Chris Mason: Starmer could have scrapped child benefit cap last year – why did he wait?

I can’t remember when I last heard Sir Keir Starmer sounding so passionate.
The prime minister’s critics regularly lambast him for what they see as robotic or emotion-free communication, but you could not accuse him of that as we spoke on a post-Budget visit to a community centre in Rugby, Warwickshire.
I could see it in his eyes and hear it in his tone.
“I have repeatedly said that I want my government to drive down child poverty. That is a political mission. It is a personal mission,” the PM told me.
He was talking about the policy announced in the Budget to scrap the two child benefit cap, introduced under the Conservatives in 2017, meaning parents can only claim universal credit or tax credits for their first two children.
It will end next April.
“I don’t want hundreds of thousands of children in this country living in poverty. I think it’s abhorrent,” he said.

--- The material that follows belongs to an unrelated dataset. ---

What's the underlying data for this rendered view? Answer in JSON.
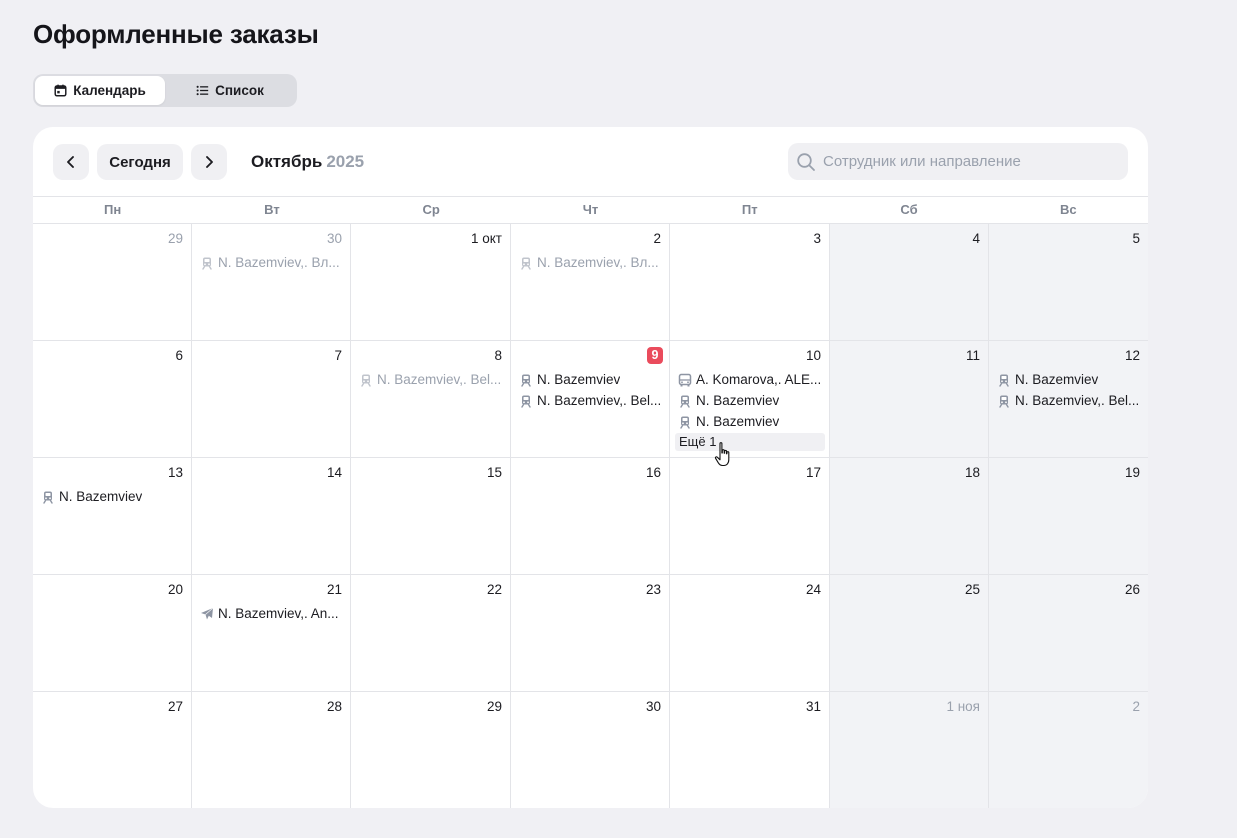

“And I’m really proud that yesterday was the day that this government lifted half a million children out of poverty. It’s a very good thing for those children.”
And yet it has taken him almost 18 months in office to make this announcement and in that year and a half he kicked seven Labour MPs out of his parliamentary party for voting for the very thing he is now so passionately endorsing.
The PM’s argument has always been one of affordability.
He would regularly tell me before the general election that removing the cap was something he really wanted to do but he claimed there wasn’t enough money for.
That remained his judgement and the Chancellor’s, when she unveiled her first Budget a little over a year ago.
Now, they argue, there is enough money.
This is a reminder of a fundamental truth when the details of any Budget are being pored over: it is an exercise in choices.
Affordability for a government is rarely an absolute, it is a judgement about what is a priority at any given moment and therefore what isn’t.
The striking big picture observation about Wednesday’s Budget is the extent to which Sir Keir and Chancellor Rachel Reeves are proudly leaning into it being about big tax increases and big spending increases.
The usual criticism made by opponents of Labour governments – that they tax and spend – is something Starmer and Reeves are seeking to make a virtue of.
It is a Leftwards tilt – and some distance from what senior Labour figures repeatedly told during the general election campaign when I challenged them about the prospect of tax increases.
Back then, the reply was always that they had “no plans” to do that.
Government figures argue these are tax rises are different because they have a morally just purpose. Some will agree with that, others won’t.
But it is unquestionably politically different from where they were.
Was it evidence, I suggested to the prime minister, that his mantra of “country first, party second” had now been reversed?
Was the Budget about a politically vulnerable prime minister and chancellor shoring up support among their own MPs, who fret that the government – and by extension them – are deeply, deeply unpopular?
There is no doubt that was part of their – perfectly rational – political calculation.
“It’ll go down well with the PLP,” one minister told me, referring to the Parliamentary Labour Party, knowingly nodding to the prospect that a wider audience around the country may be more sceptical.
The prime minister insisted to me it was the first principles that motivated him – driving down child poverty, improving the NHS and schools.
But both things can be true at the same time.
“We’ve got to show that we get it,” one senior adviser tells me.
They characterise the government’s current posture as doubling down on focusing on the cost of living.
“Living standards are squeezed and have been for ages and ages. Nearly 20 years. This is the politics of trying. And showing that we are trying – via various levers – to make a difference,” a cabinet minister tells me.
Hence the focus in the Budget on energy bills, rail fares and the costs of a prescription, for instance.
Labour MPs, for now, seem willing to at least give the prime minister and the chancellor the benefit of the doubt.
Others are much more positive, glad to have something they believe in they can sell on the doorstep.
The prime minister wants to sound upbeat without sounding detached.
“I’m optimistic about this country. I think by putting in the proper foundations, taking the fair and necessary decisions, we can defy all of the forecasts,” he tells me.
He knows defying the gloomy economic forecasts will be key to him defying the gloomy political forecasts, with many of his own MPs privately pondering how long he should carry on if the government continues to remain so unpopular with voters.
An improvement in the government’s popularity, and therefore their own popularity, is what they really crave.